WO im Einzelnen der sogenannte Rechtsstaat die Keime eines anderen Wirtschaftens kriminalisieren wird, ist noch unklar. Dass es aber so kommen wird, ist abzusehen. Und in dieser Situation könnte sich das Berufen auf eben diesen Rechtsstaat für emanzipatorische Kräfte als Falle erweisen. Vielleicht gilt vielmehr: Wo Unrecht zu Recht wird, wird Widerstand zur Pflicht.

Reaktionen Auf den Beitrag reagieren

rVk, 2009-01-03, Nr. 4350

Lieber Walther!

Gratulation zu diesem Artikel.

1. Hast Du die jetztige Weltwirtschaftskrise auf den Punkt genau und optimal verständlich analysiert.

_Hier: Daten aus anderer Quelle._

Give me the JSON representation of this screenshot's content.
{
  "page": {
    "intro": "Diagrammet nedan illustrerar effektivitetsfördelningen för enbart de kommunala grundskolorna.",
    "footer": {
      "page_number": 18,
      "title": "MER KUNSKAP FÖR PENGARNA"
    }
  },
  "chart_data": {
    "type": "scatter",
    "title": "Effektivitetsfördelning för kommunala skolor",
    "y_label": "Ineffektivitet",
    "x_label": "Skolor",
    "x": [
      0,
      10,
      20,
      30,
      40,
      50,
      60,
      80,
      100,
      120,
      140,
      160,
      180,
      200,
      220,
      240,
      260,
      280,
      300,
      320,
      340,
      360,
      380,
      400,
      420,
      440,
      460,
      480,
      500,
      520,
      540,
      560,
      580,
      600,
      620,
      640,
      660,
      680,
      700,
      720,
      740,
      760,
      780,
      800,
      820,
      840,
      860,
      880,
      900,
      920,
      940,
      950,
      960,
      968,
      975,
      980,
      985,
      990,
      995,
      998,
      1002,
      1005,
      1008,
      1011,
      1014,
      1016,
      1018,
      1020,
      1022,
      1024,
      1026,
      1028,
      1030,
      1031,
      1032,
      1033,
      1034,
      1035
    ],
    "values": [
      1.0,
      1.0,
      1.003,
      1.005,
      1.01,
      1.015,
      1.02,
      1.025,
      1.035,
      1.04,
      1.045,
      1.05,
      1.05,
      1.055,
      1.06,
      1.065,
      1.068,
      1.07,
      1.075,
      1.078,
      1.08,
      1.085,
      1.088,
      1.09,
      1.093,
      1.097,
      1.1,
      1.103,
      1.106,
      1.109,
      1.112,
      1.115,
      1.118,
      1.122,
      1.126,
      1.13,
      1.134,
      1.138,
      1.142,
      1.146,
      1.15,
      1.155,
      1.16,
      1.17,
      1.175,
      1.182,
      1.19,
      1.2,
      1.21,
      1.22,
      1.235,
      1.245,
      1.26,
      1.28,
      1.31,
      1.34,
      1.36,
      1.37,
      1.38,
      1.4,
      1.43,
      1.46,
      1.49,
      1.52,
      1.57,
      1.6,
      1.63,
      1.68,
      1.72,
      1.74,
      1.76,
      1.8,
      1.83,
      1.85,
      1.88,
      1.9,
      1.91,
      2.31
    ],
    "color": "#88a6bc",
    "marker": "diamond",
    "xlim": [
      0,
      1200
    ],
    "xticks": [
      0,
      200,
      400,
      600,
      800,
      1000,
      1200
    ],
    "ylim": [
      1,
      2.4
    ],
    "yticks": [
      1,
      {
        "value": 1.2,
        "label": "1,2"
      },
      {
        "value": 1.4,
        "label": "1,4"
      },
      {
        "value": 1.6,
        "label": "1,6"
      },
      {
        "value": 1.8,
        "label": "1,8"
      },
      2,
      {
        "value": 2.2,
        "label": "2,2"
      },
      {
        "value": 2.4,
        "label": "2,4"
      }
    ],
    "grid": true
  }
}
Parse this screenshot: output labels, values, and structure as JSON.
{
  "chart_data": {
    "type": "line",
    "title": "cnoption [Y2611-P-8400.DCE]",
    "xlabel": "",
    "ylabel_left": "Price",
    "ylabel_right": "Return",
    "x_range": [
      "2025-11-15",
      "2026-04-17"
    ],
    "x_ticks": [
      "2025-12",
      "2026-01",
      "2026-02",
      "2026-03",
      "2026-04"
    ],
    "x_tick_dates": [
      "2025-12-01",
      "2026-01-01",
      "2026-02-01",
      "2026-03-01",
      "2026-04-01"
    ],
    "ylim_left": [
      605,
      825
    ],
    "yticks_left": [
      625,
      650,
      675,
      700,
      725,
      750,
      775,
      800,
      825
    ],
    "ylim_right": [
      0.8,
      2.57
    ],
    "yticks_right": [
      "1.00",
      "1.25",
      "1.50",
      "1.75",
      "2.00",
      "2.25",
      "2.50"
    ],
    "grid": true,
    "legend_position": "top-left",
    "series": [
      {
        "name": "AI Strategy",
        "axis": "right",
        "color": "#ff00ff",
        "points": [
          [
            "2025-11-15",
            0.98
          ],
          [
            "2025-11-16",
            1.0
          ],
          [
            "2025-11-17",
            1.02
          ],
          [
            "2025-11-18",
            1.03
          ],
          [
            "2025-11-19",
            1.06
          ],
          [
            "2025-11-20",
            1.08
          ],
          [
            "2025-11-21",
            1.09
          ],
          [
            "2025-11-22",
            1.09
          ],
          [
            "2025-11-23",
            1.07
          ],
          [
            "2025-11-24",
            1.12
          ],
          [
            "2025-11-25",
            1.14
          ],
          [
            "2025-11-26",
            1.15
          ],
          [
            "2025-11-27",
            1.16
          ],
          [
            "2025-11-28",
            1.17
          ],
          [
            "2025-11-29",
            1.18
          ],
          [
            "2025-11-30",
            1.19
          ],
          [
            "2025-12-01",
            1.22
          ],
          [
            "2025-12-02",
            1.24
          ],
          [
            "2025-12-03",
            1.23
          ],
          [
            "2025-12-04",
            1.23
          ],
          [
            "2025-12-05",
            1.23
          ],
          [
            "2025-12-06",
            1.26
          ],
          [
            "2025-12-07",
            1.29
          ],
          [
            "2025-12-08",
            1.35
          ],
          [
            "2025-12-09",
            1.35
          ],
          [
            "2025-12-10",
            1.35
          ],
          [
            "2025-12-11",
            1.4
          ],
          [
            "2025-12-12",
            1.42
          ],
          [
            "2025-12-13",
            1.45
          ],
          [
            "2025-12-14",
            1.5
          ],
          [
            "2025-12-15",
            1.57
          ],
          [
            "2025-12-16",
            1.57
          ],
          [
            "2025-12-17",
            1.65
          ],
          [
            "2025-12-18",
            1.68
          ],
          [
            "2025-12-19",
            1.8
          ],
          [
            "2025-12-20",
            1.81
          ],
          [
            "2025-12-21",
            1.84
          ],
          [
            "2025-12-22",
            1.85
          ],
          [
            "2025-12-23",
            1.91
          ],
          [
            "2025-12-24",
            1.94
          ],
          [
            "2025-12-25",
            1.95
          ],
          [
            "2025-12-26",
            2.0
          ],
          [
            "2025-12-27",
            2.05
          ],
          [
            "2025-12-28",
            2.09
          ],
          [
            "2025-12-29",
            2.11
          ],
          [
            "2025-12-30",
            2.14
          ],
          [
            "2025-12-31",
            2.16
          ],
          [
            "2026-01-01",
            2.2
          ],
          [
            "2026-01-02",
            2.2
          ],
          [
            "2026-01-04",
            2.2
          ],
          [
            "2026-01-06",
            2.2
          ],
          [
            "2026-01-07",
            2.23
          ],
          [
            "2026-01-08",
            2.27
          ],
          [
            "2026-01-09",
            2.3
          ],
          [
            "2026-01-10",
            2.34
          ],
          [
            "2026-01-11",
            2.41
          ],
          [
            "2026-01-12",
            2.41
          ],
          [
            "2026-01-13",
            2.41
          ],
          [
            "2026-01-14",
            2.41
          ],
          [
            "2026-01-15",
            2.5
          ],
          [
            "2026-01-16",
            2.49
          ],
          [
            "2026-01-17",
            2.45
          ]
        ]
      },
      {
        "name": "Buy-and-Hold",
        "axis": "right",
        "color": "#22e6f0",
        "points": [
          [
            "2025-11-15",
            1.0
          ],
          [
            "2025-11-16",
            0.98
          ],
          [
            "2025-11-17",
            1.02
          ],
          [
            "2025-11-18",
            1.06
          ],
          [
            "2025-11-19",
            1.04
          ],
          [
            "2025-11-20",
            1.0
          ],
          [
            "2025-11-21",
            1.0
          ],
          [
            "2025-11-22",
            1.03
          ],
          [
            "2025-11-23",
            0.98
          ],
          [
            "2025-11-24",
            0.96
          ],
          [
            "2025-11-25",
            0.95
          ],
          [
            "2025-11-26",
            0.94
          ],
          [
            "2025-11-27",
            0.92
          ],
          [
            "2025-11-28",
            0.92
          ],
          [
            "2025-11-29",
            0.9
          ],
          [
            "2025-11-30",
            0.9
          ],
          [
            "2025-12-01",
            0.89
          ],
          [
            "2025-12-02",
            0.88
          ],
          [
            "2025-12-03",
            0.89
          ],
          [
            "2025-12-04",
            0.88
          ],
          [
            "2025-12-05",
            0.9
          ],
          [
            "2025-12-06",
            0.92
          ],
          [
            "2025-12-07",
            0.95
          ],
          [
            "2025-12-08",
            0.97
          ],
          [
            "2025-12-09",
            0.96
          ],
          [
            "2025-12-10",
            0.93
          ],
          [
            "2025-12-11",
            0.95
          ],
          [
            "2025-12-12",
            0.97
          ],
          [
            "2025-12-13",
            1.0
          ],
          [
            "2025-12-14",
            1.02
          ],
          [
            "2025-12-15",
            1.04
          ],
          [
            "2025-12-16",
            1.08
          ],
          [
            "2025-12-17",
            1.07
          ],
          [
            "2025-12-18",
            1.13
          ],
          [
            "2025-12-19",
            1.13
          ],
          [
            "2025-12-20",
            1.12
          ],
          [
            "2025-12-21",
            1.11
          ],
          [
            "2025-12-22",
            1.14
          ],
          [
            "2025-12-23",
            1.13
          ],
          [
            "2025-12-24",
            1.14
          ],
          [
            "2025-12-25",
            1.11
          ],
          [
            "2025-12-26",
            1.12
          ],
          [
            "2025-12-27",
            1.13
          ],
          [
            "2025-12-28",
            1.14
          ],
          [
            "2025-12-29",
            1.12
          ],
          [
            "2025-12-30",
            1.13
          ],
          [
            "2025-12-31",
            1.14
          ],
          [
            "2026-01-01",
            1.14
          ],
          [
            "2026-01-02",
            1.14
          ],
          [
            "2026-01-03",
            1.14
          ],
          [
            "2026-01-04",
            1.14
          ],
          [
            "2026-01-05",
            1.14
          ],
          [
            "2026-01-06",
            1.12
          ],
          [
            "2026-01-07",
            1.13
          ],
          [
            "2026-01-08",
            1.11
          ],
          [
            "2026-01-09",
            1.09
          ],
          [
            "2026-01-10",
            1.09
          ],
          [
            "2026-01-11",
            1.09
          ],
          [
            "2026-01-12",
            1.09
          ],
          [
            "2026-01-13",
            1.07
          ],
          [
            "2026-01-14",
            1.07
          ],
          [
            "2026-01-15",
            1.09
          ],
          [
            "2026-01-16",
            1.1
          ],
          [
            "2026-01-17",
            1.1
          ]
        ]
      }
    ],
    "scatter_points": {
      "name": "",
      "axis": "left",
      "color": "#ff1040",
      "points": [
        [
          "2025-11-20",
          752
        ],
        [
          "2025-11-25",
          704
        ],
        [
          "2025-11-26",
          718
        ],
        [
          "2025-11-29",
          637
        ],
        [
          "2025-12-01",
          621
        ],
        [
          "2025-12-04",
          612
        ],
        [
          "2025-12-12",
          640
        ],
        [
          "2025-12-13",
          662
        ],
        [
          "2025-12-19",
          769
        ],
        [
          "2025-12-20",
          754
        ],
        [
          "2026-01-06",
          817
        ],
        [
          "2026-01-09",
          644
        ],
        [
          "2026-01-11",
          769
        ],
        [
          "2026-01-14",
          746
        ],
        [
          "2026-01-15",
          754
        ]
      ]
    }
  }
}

Und 2. Liegen in Deinen brillianten Denkanstößen möglicherweise die Wurzeln für eine völlig neuartige Form der Vergesellschaftung drinnen.

Es wäre nur zu wünschen, dass diesen Artikel möglichst viele Menschen lesen und bedenken würden.

Also unbedingt weiterempfehlen.

Hans Haider, 2009-01-04, Nr. 4352

Ein anderer Aspekt, um die Schwierigkeiten zu erklären, die der Kapitalismus heute hat.

1.) Der Kapitalismus bewegt sich in eine eindeutige Richtung, nämlich im Laufe der Zeit zu immer höherer Produktivität. Diese Entwicklung wird durch die Konkurrenz unter den Kapitalisten erzwungen. Kein Kapitalist kann sich dem entziehen, wenn er weiter bestehen will.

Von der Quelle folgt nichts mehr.